One choice, that will be presented by those who brought you the ACA, will be to have a single payer system, with the government being the single payer. Note that because the government has no money of its own, it means that taxpayers, meaning most of us, will be paying for healthcare. Your taxes will increase by $6,000 to $12,000 per year to cover the cost of your health insurance and those who are not paying. This will probably be another deduction on your paycheck like Social Security and Medicare of $300 to $600 per month.
Many of the good doctors, who don’t like a lot of red tape and paperwork, will go into concierge medicine (many already have). These doctors won’t accept insurance and instead require patients to pay for services directly, either through a monthly payment or at time of service. The cost of these doctors will probably be less than the amount you are paying for the government insurance (on average, very low wage workers will pay little or nothing, as they always do), but because you will be forced to buy the government insurance, you’ll need to come up with additional money to pay for this private healthcare service.
Just as with schools, the rich will have the choice of paying again for a different healthcare system since they’ll have the disposable income. The poor will have no way to use anything but the public system. Many in the middle class will only be able to have a choice for their healthcare if they make great sacrifices of other things since the burden of paying twice will be difficult with their incomes. In some places the public healthcare system might be fine, but if it isn’t, many will not have any choice but to accept it.
The second choice will be to forget the public health insurance model entirely and go to a pay-as-you-go private system with a requirement that everyone either sign up for a concierge service or save a like amount in a private account (a Health Savings Account) to pay for medical services as needed. This would be supplemented by an insurance policy that only pays for the big stuff like your appendectomy or car accident.
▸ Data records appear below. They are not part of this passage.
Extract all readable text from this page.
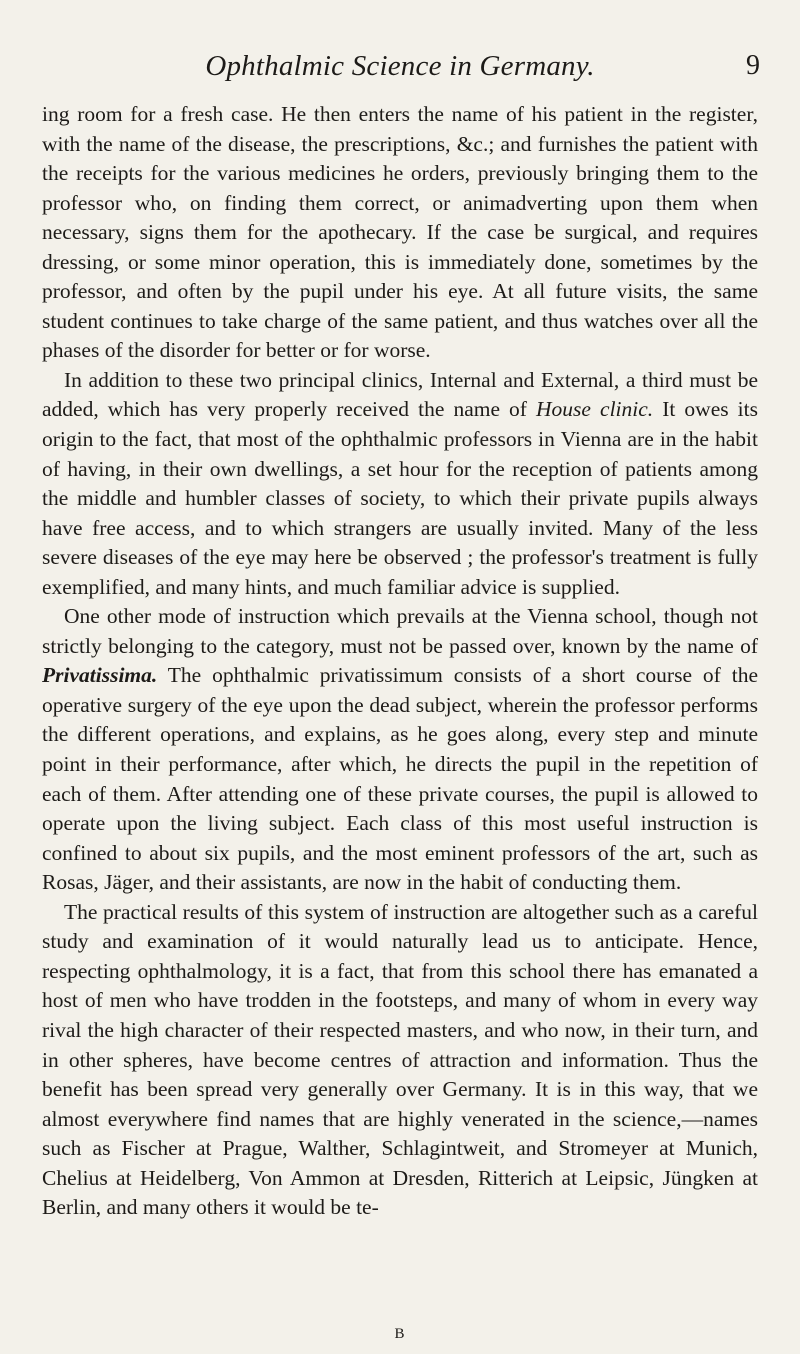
Ophthalmic Science in Germany.	9

ing room for a fresh case. He then enters the name of his patient in the register, with the name of the disease, the prescriptions, &c.; and furnishes the patient with the receipts for the various medicines he orders, previously bringing them to the professor who, on finding them correct, or animadverting upon them when necessary, signs them for the apothecary. If the case be surgical, and requires dressing, or some minor operation, this is immediately done, sometimes by the professor, and often by the pupil under his eye. At all future visits, the same student continues to take charge of the same patient, and thus watches over all the phases of the disorder for better or for worse.

In addition to these two principal clinics, Internal and External, a third must be added, which has very properly received the name of House clinic. It owes its origin to the fact, that most of the ophthalmic professors in Vienna are in the habit of having, in their own dwellings, a set hour for the reception of patients among the middle and humbler classes of society, to which their private pupils always have free access, and to which strangers are usually invited. Many of the less severe diseases of the eye may here be observed ; the professor's treatment is fully exemplified, and many hints, and much familiar advice is supplied.

One other mode of instruction which prevails at the Vienna school, though not strictly belonging to the category, must not be passed over, known by the name of Privatissima. The ophthalmic privatissimum consists of a short course of the operative surgery of the eye upon the dead subject, wherein the professor performs the different operations, and explains, as he goes along, every step and minute point in their performance, after which, he directs the pupil in the repetition of each of them. After attending one of these private courses, the pupil is allowed to operate upon the living subject. Each class of this most useful instruction is confined to about six pupils, and the most eminent professors of the art, such as Rosas, Jäger, and their assistants, are now in the habit of conducting them.

The practical results of this system of instruction are altogether such as a careful study and examination of it would naturally lead us to anticipate. Hence, respecting ophthalmology, it is a fact, that from this school there has emanated a host of men who have trodden in the footsteps, and many of whom in every way rival the high character of their respected masters, and who now, in their turn, and in other spheres, have become centres of attraction and information. Thus the benefit has been spread very generally over Germany. It is in this way, that we almost everywhere find names that are highly venerated in the science,—names such as Fischer at Prague, Walther, Schlagintweit, and Stromeyer at Munich, Chelius at Heidelberg, Von Ammon at Dresden, Ritterich at Leipsic, Jüngken at Berlin, and many others it would be te-

B
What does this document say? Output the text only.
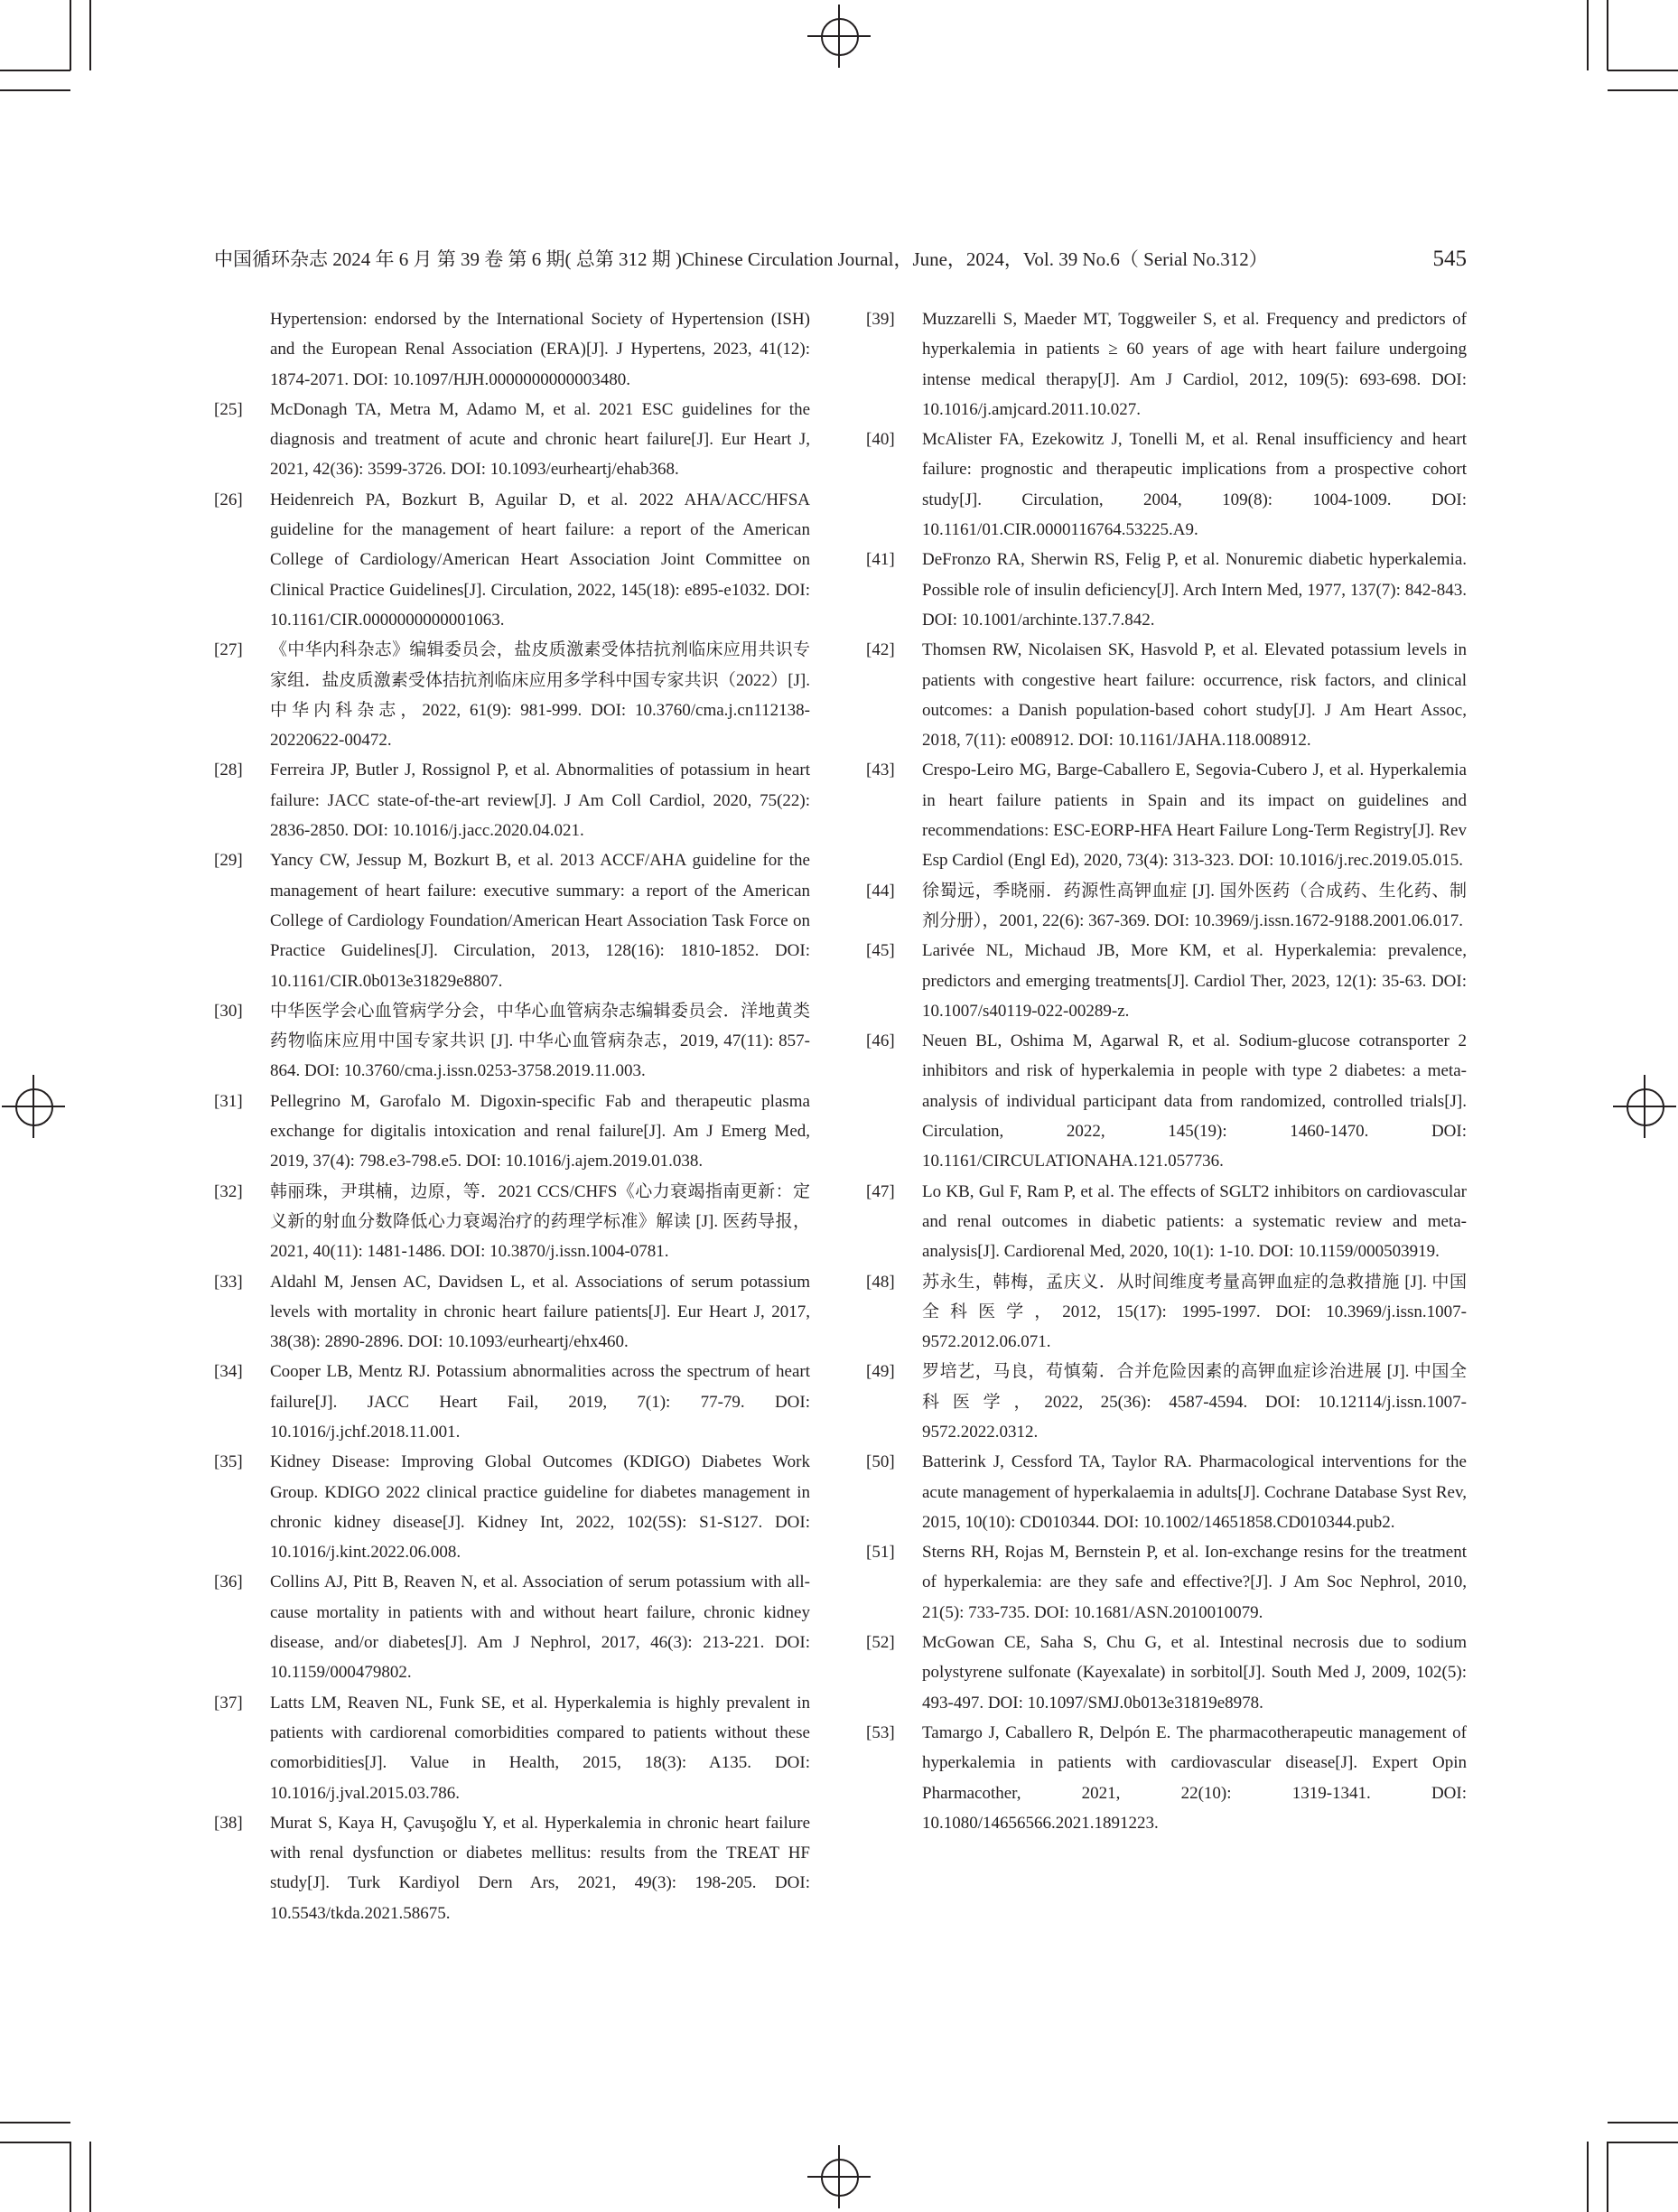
中国循环杂志 2024 年 6 月 第 39 卷 第 6 期( 总第 312 期 )Chinese Circulation Journal，June，2024，Vol. 39 No.6（ Serial No.312）	545
Hypertension: endorsed by the International Society of Hypertension (ISH) and the European Renal Association (ERA)[J]. J Hypertens, 2023, 41(12): 1874-2071. DOI: 10.1097/HJH.0000000000003480.
[25] McDonagh TA, Metra M, Adamo M, et al. 2021 ESC guidelines for the diagnosis and treatment of acute and chronic heart failure[J]. Eur Heart J, 2021, 42(36): 3599-3726. DOI: 10.1093/eurheartj/ehab368.
[26] Heidenreich PA, Bozkurt B, Aguilar D, et al. 2022 AHA/ACC/HFSA guideline for the management of heart failure: a report of the American College of Cardiology/American Heart Association Joint Committee on Clinical Practice Guidelines[J]. Circulation, 2022, 145(18): e895-e1032. DOI: 10.1161/CIR.0000000000001063.
[27] 《中华内科杂志》编辑委员会，盐皮质激素受体拮抗剂临床应用共识专家组．盐皮质激素受体拮抗剂临床应用多学科中国专家共识（2022）[J]. 中华内科杂志，2022, 61(9): 981-999. DOI: 10.3760/cma.j.cn112138-20220622-00472.
[28] Ferreira JP, Butler J, Rossignol P, et al. Abnormalities of potassium in heart failure: JACC state-of-the-art review[J]. J Am Coll Cardiol, 2020, 75(22): 2836-2850. DOI: 10.1016/j.jacc.2020.04.021.
[29] Yancy CW, Jessup M, Bozkurt B, et al. 2013 ACCF/AHA guideline for the management of heart failure: executive summary: a report of the American College of Cardiology Foundation/American Heart Association Task Force on Practice Guidelines[J]. Circulation, 2013, 128(16): 1810-1852. DOI: 10.1161/CIR.0b013e31829e8807.
[30] 中华医学会心血管病学分会，中华心血管病杂志编辑委员会．洋地黄类药物临床应用中国专家共识 [J]. 中华心血管病杂志，2019, 47(11): 857-864. DOI: 10.3760/cma.j.issn.0253-3758.2019.11.003.
[31] Pellegrino M, Garofalo M. Digoxin-specific Fab and therapeutic plasma exchange for digitalis intoxication and renal failure[J]. Am J Emerg Med, 2019, 37(4): 798.e3-798.e5. DOI: 10.1016/j.ajem.2019.01.038.
[32] 韩丽珠，尹琪楠，边原，等．2021 CCS/CHFS《心力衰竭指南更新：定义新的射血分数降低心力衰竭治疗的药理学标准》解读 [J]. 医药导报，2021, 40(11): 1481-1486. DOI: 10.3870/j.issn.1004-0781.
[33] Aldahl M, Jensen AC, Davidsen L, et al. Associations of serum potassium levels with mortality in chronic heart failure patients[J]. Eur Heart J, 2017, 38(38): 2890-2896. DOI: 10.1093/eurheartj/ehx460.
[34] Cooper LB, Mentz RJ. Potassium abnormalities across the spectrum of heart failure[J]. JACC Heart Fail, 2019, 7(1): 77-79. DOI: 10.1016/j.jchf.2018.11.001.
[35] Kidney Disease: Improving Global Outcomes (KDIGO) Diabetes Work Group. KDIGO 2022 clinical practice guideline for diabetes management in chronic kidney disease[J]. Kidney Int, 2022, 102(5S): S1-S127. DOI: 10.1016/j.kint.2022.06.008.
[36] Collins AJ, Pitt B, Reaven N, et al. Association of serum potassium with all-cause mortality in patients with and without heart failure, chronic kidney disease, and/or diabetes[J]. Am J Nephrol, 2017, 46(3): 213-221. DOI: 10.1159/000479802.
[37] Latts LM, Reaven NL, Funk SE, et al. Hyperkalemia is highly prevalent in patients with cardiorenal comorbidities compared to patients without these comorbidities[J]. Value in Health, 2015, 18(3): A135. DOI: 10.1016/j.jval.2015.03.786.
[38] Murat S, Kaya H, Çavuşoğlu Y, et al. Hyperkalemia in chronic heart failure with renal dysfunction or diabetes mellitus: results from the TREAT HF study[J]. Turk Kardiyol Dern Ars, 2021, 49(3): 198-205. DOI: 10.5543/tkda.2021.58675.
[39] Muzzarelli S, Maeder MT, Toggweiler S, et al. Frequency and predictors of hyperkalemia in patients ≥ 60 years of age with heart failure undergoing intense medical therapy[J]. Am J Cardiol, 2012, 109(5): 693-698. DOI: 10.1016/j.amjcard.2011.10.027.
[40] McAlister FA, Ezekowitz J, Tonelli M, et al. Renal insufficiency and heart failure: prognostic and therapeutic implications from a prospective cohort study[J]. Circulation, 2004, 109(8): 1004-1009. DOI: 10.1161/01.CIR.0000116764.53225.A9.
[41] DeFronzo RA, Sherwin RS, Felig P, et al. Nonuremic diabetic hyperkalemia. Possible role of insulin deficiency[J]. Arch Intern Med, 1977, 137(7): 842-843. DOI: 10.1001/archinte.137.7.842.
[42] Thomsen RW, Nicolaisen SK, Hasvold P, et al. Elevated potassium levels in patients with congestive heart failure: occurrence, risk factors, and clinical outcomes: a Danish population-based cohort study[J]. J Am Heart Assoc, 2018, 7(11): e008912. DOI: 10.1161/JAHA.118.008912.
[43] Crespo-Leiro MG, Barge-Caballero E, Segovia-Cubero J, et al. Hyperkalemia in heart failure patients in Spain and its impact on guidelines and recommendations: ESC-EORP-HFA Heart Failure Long-Term Registry[J]. Rev Esp Cardiol (Engl Ed), 2020, 73(4): 313-323. DOI: 10.1016/j.rec.2019.05.015.
[44] 徐蜀远，季晓丽．药源性高钾血症 [J]. 国外医药（合成药、生化药、制剂分册），2001, 22(6): 367-369. DOI: 10.3969/j.issn.1672-9188.2001.06.017.
[45] Larivée NL, Michaud JB, More KM, et al. Hyperkalemia: prevalence, predictors and emerging treatments[J]. Cardiol Ther, 2023, 12(1): 35-63. DOI: 10.1007/s40119-022-00289-z.
[46] Neuen BL, Oshima M, Agarwal R, et al. Sodium-glucose cotransporter 2 inhibitors and risk of hyperkalemia in people with type 2 diabetes: a meta-analysis of individual participant data from randomized, controlled trials[J]. Circulation, 2022, 145(19): 1460-1470. DOI: 10.1161/CIRCULATIONAHA.121.057736.
[47] Lo KB, Gul F, Ram P, et al. The effects of SGLT2 inhibitors on cardiovascular and renal outcomes in diabetic patients: a systematic review and meta-analysis[J]. Cardiorenal Med, 2020, 10(1): 1-10. DOI: 10.1159/000503919.
[48] 苏永生，韩梅，孟庆义．从时间维度考量高钾血症的急救措施 [J]. 中国全科医学，2012, 15(17): 1995-1997. DOI: 10.3969/j.issn.1007-9572.2012.06.071.
[49] 罗培艺，马良，苟慎菊．合并危险因素的高钾血症诊治进展 [J]. 中国全科医学，2022, 25(36): 4587-4594. DOI: 10.12114/j.issn.1007-9572.2022.0312.
[50] Batterink J, Cessford TA, Taylor RA. Pharmacological interventions for the acute management of hyperkalaemia in adults[J]. Cochrane Database Syst Rev, 2015, 10(10): CD010344. DOI: 10.1002/14651858.CD010344.pub2.
[51] Sterns RH, Rojas M, Bernstein P, et al. Ion-exchange resins for the treatment of hyperkalemia: are they safe and effective?[J]. J Am Soc Nephrol, 2010, 21(5): 733-735. DOI: 10.1681/ASN.2010010079.
[52] McGowan CE, Saha S, Chu G, et al. Intestinal necrosis due to sodium polystyrene sulfonate (Kayexalate) in sorbitol[J]. South Med J, 2009, 102(5): 493-497. DOI: 10.1097/SMJ.0b013e31819e8978.
[53] Tamargo J, Caballero R, Delpón E. The pharmacotherapeutic management of hyperkalemia in patients with cardiovascular disease[J]. Expert Opin Pharmacother, 2021, 22(10): 1319-1341. DOI: 10.1080/14656566.2021.1891223.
Without insurance companies in the way, the costs of going to the doctor will be lower. It will also cost less because almost everyone will be paying for the services they need since they’ll have the money saved up. Note that this is the main reason that healthcare costs so much today – most people aren’t paying the full price. This includes Medicare and Medicaid, that often reimburses doctors and hospitals for less than their costs. People paying full rates are therefore paying for a lot of other people in addition to themselves, hence the $10 aspirin.
So, come on you invincibles. You voted for this system, so do your part and sign up and pay your premiums. The more of your generation who sign up and then rarely go to the doctor, the less everyone will need to pay. Sure the amount of fraud and waste in the system will cause things to cost more than they would under a private system if most people were paying, but this is the path you chose. Nothing like the DMV style of healthcare.
If you are having second thoughts, however, now is the time to speak your mind. The second option above could be done without the insurance system first collapsing. In fact, it has already started to happen as doctors choose to not participate in the ACA. All that needs to happen is for the ACA to be replaced with the requirement that everyone put money into a Health Savings Account or pays for a concierge doctor service and that everyone buys a major medical insurance policy. Anyone who deosn’t could be charged a tax, as the Supreme court has decided is allowed, that would go towards providing for their healthcare when they get sick without money to pay the bill. It’s that simple.